Financial Literacy

  • Financial literacy is the ability to understand and make use of a variety of financial skills.
  • Financial literacy in the United States is declining at a time when citizens increasingly need to make thoughtful and informed decisions to avoid high levels of debt and have adequate income in retirement.
  • Some of the basics of financial literacy and its practical application in everyday life include banking, budgeting, handling debt and credit, and investing.

A BETTER RELATIONSHIP WITH MONEY!

One of the most important life skills needed to thrive is the ability to manage stress. Coping with stress is a critical skill, but the best way to manage stress is to reduce what is causing it. At the top of the list of stressors is finances. The solutions being offered today tend to focus on budgeting, debt reduction, and retirement planning. All very important, but unless the individual’s relationship with money changes, nothing will change.

WHAT IS FINANCIAL LITERACY?

Financial literacy is the ability to understand and effectively use various financial skills, including personal financial management, budgeting, and investing. The meaning of financial literacy is the foundation of your relationship with money, and it is a lifelong journey of learning. The earlier you start, the better off you will be because education is the key to success when it comes to money.

The term financial literacy refers to a variety of important financial skills and concepts. People who are financially literate are generally less vulnerable to financial fraud. A strong foundation of financial literacy can help support various life goals, such as saving for education or retirement, using debt responsibly, and running a business. Key aspects to financial literacy include knowing how to create a budget, plan for retirement, manage debt, and track personal spending.

WHY FINANCIAL LITERACY MATTERS

From day-to-day expenses to long-term budget forecasting, financial literacy is crucial for managing these factors. As mentioned above, it is important to plan and save enough to provide adequate income in retirement while avoiding high levels of debt that might result in bankruptcy, defaults, and foreclosures.

Yet, in its Economic Well-Being of U.S. Households in 2020 report, the U.S. Federal Reserve System Board of Governors found that many Americans are unprepared for retirement. Over one-fourth indicated they have no retirement savings, and fewer than four in 10 of those not yet retired felt that their retirement savings are on track. Among those who have self-directed retirement savings, more than 60% admitted to feeling low levels of confidence in making
retirement decisions.

Low financial literacy has left Millennials—the largest share of the American workforce—unprepared for a severe financial crisis, according to research by the TIAA Institute. Even among those who report having a high knowledge of personal finance, only 19% answered questions about fundamental financial concepts correctly. Forty-three percent report using expensive alternative financial services, such as payday loans and pawnshops. More than half lack an emergency fund to cover three months’ expenses, and 37% are financially fragile (defined as unable or unlikely to be able to come up with $2,000 within a month in the event of an emergency). Millennials also carry large amounts of student loan and mortgage debt—in fact, 44% of them say they have too much debt.
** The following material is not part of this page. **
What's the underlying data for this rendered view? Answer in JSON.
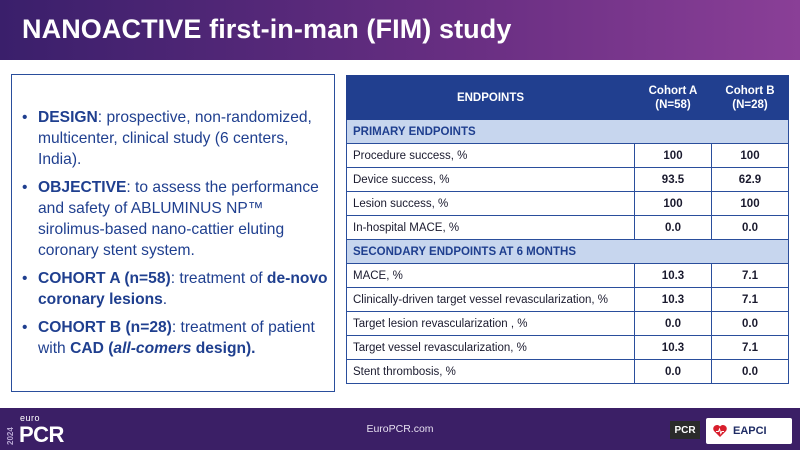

Though these may seem like individual problems, they have a wider effect on the entire population than previously believed. All one needs is to look at the financial crisis of 2008 to see the financial impact on the entire economy that arose from a lack of understanding of mortgage products (creating a vulnerability to predatory lending). Financial literacy is an issue with broad implications for economic health.

In a 2021 survey by the Federal Reserve, 22% of adults in the United States reported not being okay financially and not living comfortably financially. (Board of Governors of the Federal Reserve System. “Economic Well-Being of U.S. Households in 2021.”)

HOW YOU BECOME FINANCIALLY LITERATE

Becoming financially literate involves learning and practicing a variety of skills related to budgeting, managing and paying off debts, and understanding credit and investment products. Basic steps to improve your personal finances include creating a budget, keeping track of expenses, being diligent about timely payments, being prudent about saving money, periodically checking your credit report, and investing for your future.

WHAT ARE THE PRINCIPLES OF FINANCIAL LITERACY?

There are five broad principles of financial literacy. Though other models may list different key components, the overarching goal of financial literacy is to educate individuals on how to earn, spend, save, borrow, and protect their money.

THE BOTTOM LINE

Financial literacy the knowledge of how to make smart decisions with money. This includes preparing a budget, knowing how much to save, deciding favorable loan terms, understanding impacts to credit, and distinguishing different vehicles used for retirement. These skills help individuals make smarter decisions and act more responsibly with their personal finances.